Правильно. Но ведь сам он ужаснулся, поняв, что вместо шалости несчастной дурочке испортили жизнь!! Он тогда еще был человеком. Джентльменом. Аристократом — и мыслил аристократически. Он ведь ужаснулся. Но что произошло с ним дальше? Что с ним, все понявшим верно и ужаснувшимся, случилось потом? Он вспомнил… Он заставил себя вспомнить всё, что бесило его в поведении мисс Вейзи, и уже через минуту сказал — поделом. Самооправдание, стремление отодвинуть собственную вину и забыть о том, что случившееся — прямое следствие его воли, — он стал плебеем и мыслил уже плебейски. Да, осуществил мерзость другой, — он лишь заказал её…

Но нет!! Кейтон вскочил, как ужаленный. Он этого не хотел!! Злого умысла не было… Такого злого умысла… Умысел-то был… Но Ренн прав, вернее, прав не в понимании, но — в своём двойном непонимании: «Ты, что, не знал, кто он? Что иное он мог вытворить?» «И ты… ты просил его свести счеты с несчастной девчонкой, сиротой и дурочкой, которая что-то там о тебе наболтала?» Ну почему, почему спустя немногие минуты после сообщения тётки, уединившись, он пожалел дурочку, — но тут же и…возгордился собой, сочтя, что весьма ловко все проделал — и даже подумал, что Райс полакомился всласть и от такого блюда он и сам бы не отказался! Он рассмеялся тогда в темноте… «Да не смутят пустые сны наш дух! Ведь «совесть» — слово, созданное трусом, чтоб сильных напугать и остеречь. Кулак нам совесть, и закон нам — меч…» Откуда это?

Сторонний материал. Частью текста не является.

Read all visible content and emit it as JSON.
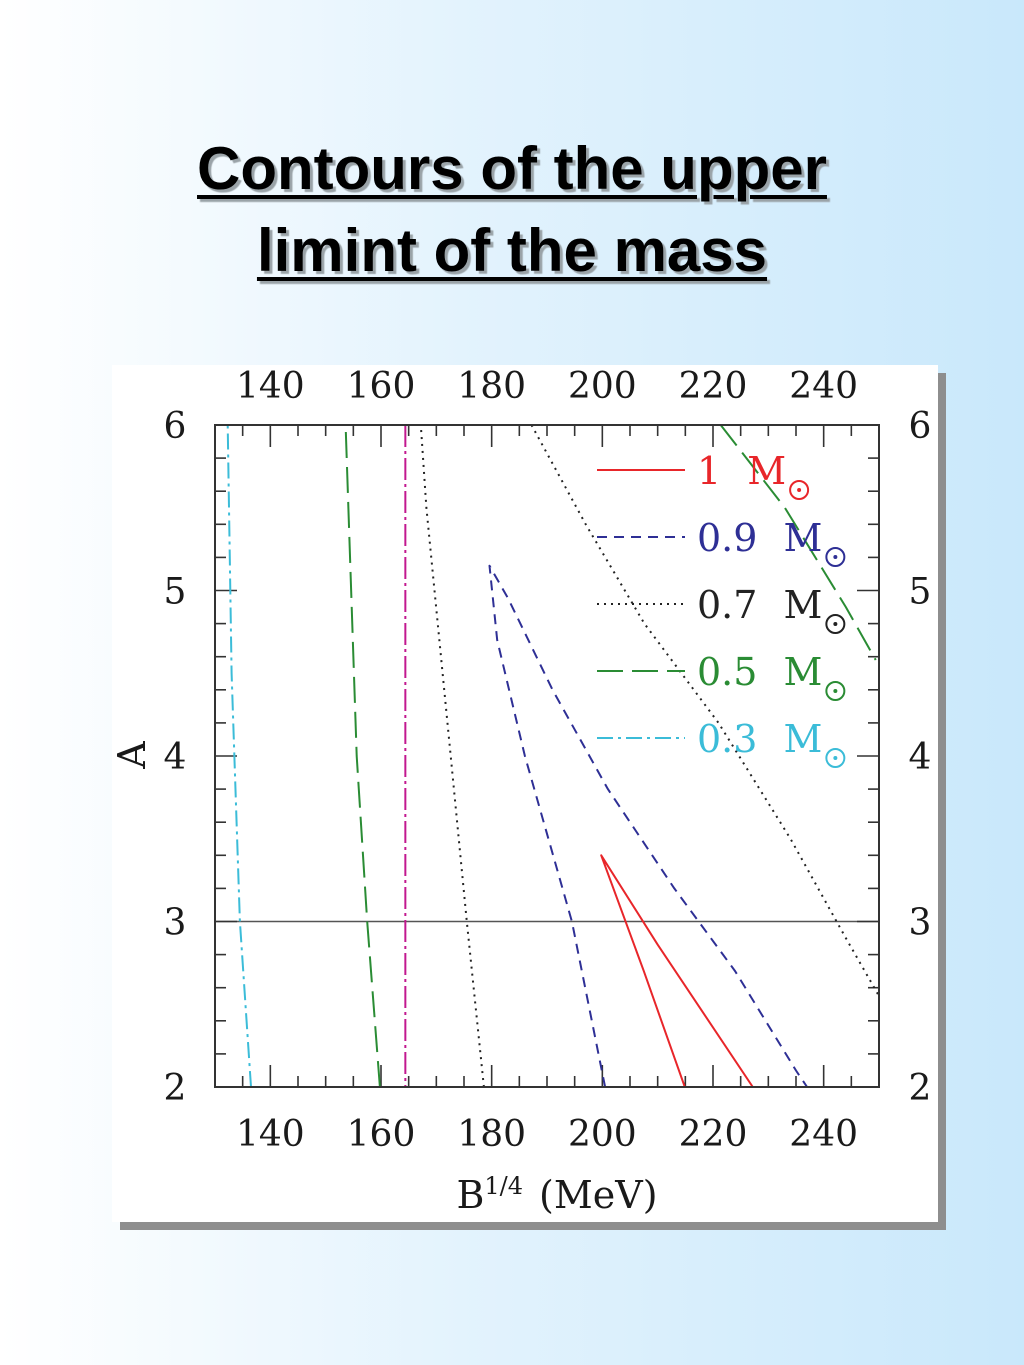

Чёрт!.. Ричард III… Да, осмыслил Кейтон, вот он — переход от аристократизма духа к ничтожеству помыслов, но в его искажённой натуре этот дикий зигзаг был куда страшнее. От высоты духа, от божьего смирения и кротости, от жалости к жертве чужих прихотей и своей мести — он не опускался к ничтожеству помыслов, он сразу взлетал — на вершину низости. Он подлинно носил в себе Ричарда, которого столь бездумно тогда процитировал… Да, это Глостер проступил в нём… Он ведь воистину страшно усилился тогда. Ему казалось — на его голове — корона, в руках — скипетр!

Но почему? Почему, совершив мерзость, он стал сильнее?

Следующим вечером вернулся Ренн. Кейтон видел из-за полуопущенной шторы, как тот торопливо пробежал под зонтом к подъезду, слуги занесли саквояжи, экипаж отъехал от дверей. Энселм ожидал, что Альберт, несмотря на их последнюю встречу в Бате и разрыв отношений, всё же зайдёт, хотя бы поприветствует его, но в коридоре было тихо.

Ренн не зашел ни разу за два дня, а после начала занятий выбрал в аудитории место, если и не максимально далёкое от него, то достаточно отдалённое, чтобы уничтожить всякую возможность общения. Кейтон был огорчён этим. Вернувшаяся бессонница, тяжелые мысли, душевная тягота усугублялись вынужденным одиночеством. Тогда, в Бате, он не воспринял слова Ренна всерьёз, считал, что невиноват в произошедшем, что всё пустяки. Последовавший разговор с мисс Эбигейл был для него ушатом ледяной воды, заставившим его очнуться от обморока подлости, в котором он находился. Но разве Ренн сказал не то же самое? Теперь то, что Кейтон выслушал тогда от Альберта с высокомерной иронией, било его больнее, чем он думал. Одиночество стало до тошноты тягостным, но было и ещё одно — куда более важное для него обстоятельство. Едва ли мисс Эбигейл, думал Энселм, которая даже от мисс Рейчел скрывала свою любовь к нему, открылась Ренну. Этого быть не могло. А значит, он мог бы хоть изредка, как бы ненароком спрашивать о ней, какие-то сведения получать из приходящих Ренну писем от сестры и кузины. Но Ренн не разговаривал с ним, не утруждал себя даже приветствием, игнорировал его присутствие, где бы они ни сталкивались.